El futuro de la ciencia

En este artículo se ha intentado señalar las bases filosóficas sobre las que se basa la ciencia y, tras un sucinto repaso histórico, se señalan algunos de los peligros que pueden amenazar su futuro

Una de las características más sorprendentes de la naturaleza es la existencia de numerosas regularidades; por ejemplo, el agua fluye siempre de los sitios más altos a los más bajos, las ondas que se generan al arrojar una piedra en un estanque siempre son circulares, etc (1). El hombre siempre ha sacado provecho de algunas de esas regularidades. Cuanto mayor es el número de regularidades conocidas y más hábilmente hayan sido utilizadas por una sociedad determinada mayor es su nivel tecnológico.

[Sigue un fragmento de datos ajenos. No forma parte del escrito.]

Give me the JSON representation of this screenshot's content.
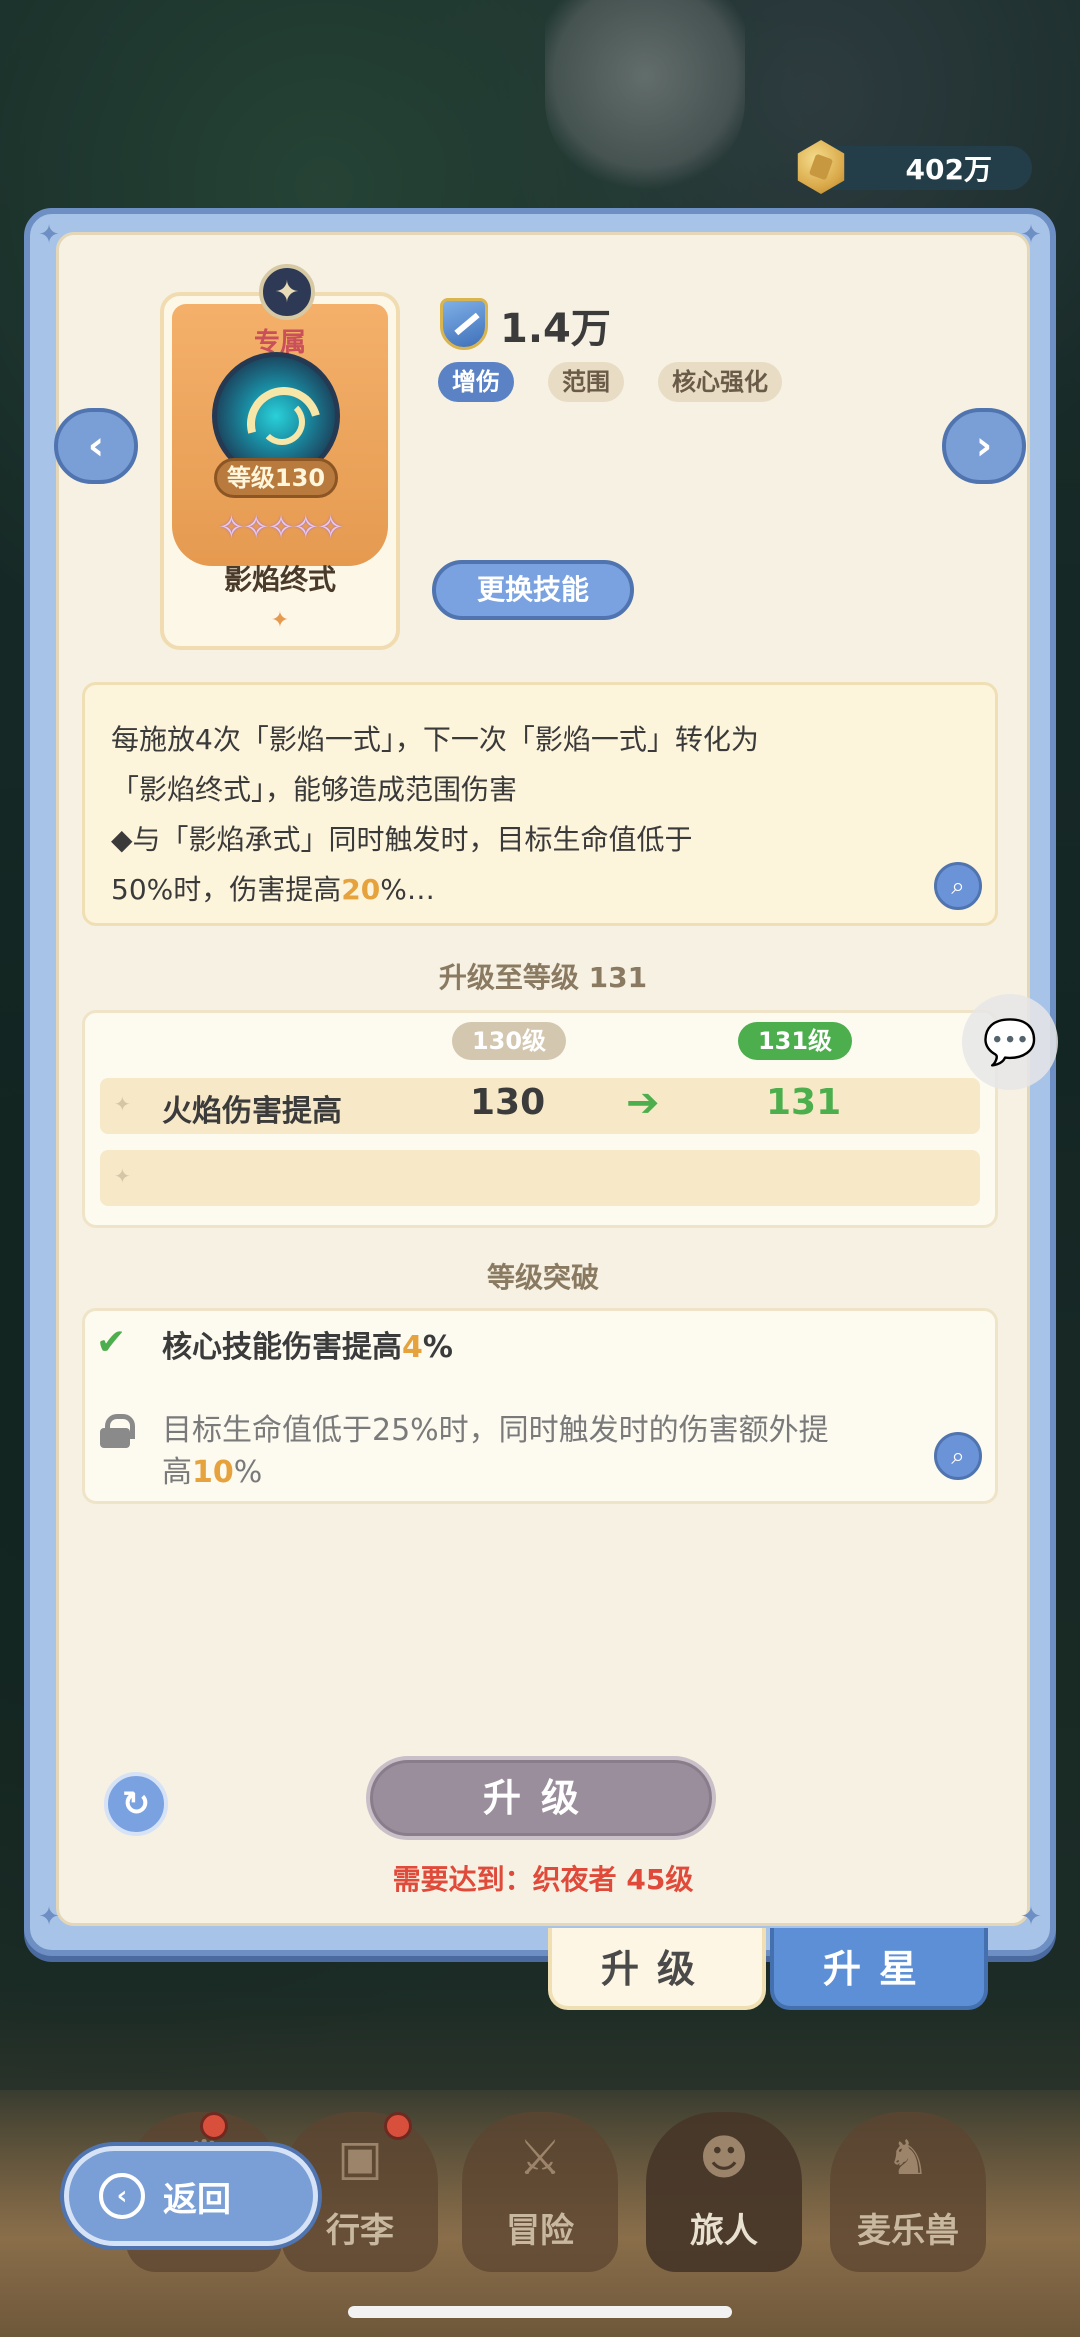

Arqueólogos e historiadores nos sorprenden con la sofisticación tecnológica que se ha llegado a alcanzar en el pasado remoto. Las pirámides de Guiza, construidas por los faraones de la IV dinastía en el siglo 26 a. C. y los casi contemporáneos círculos de piedra de Stonehenge son ejemplos bien conocidos. Otros monumentos, como los de Göbekli Tepe (2) (Turquía), con enormes monolitos antropomórficos de caliza, erigidos hace 11.600 años por cazadores colectores que no usaban herramientas de metal en una elevación de terreno alejada de cualquier corriente de agua son, quizás, aún más llamativos.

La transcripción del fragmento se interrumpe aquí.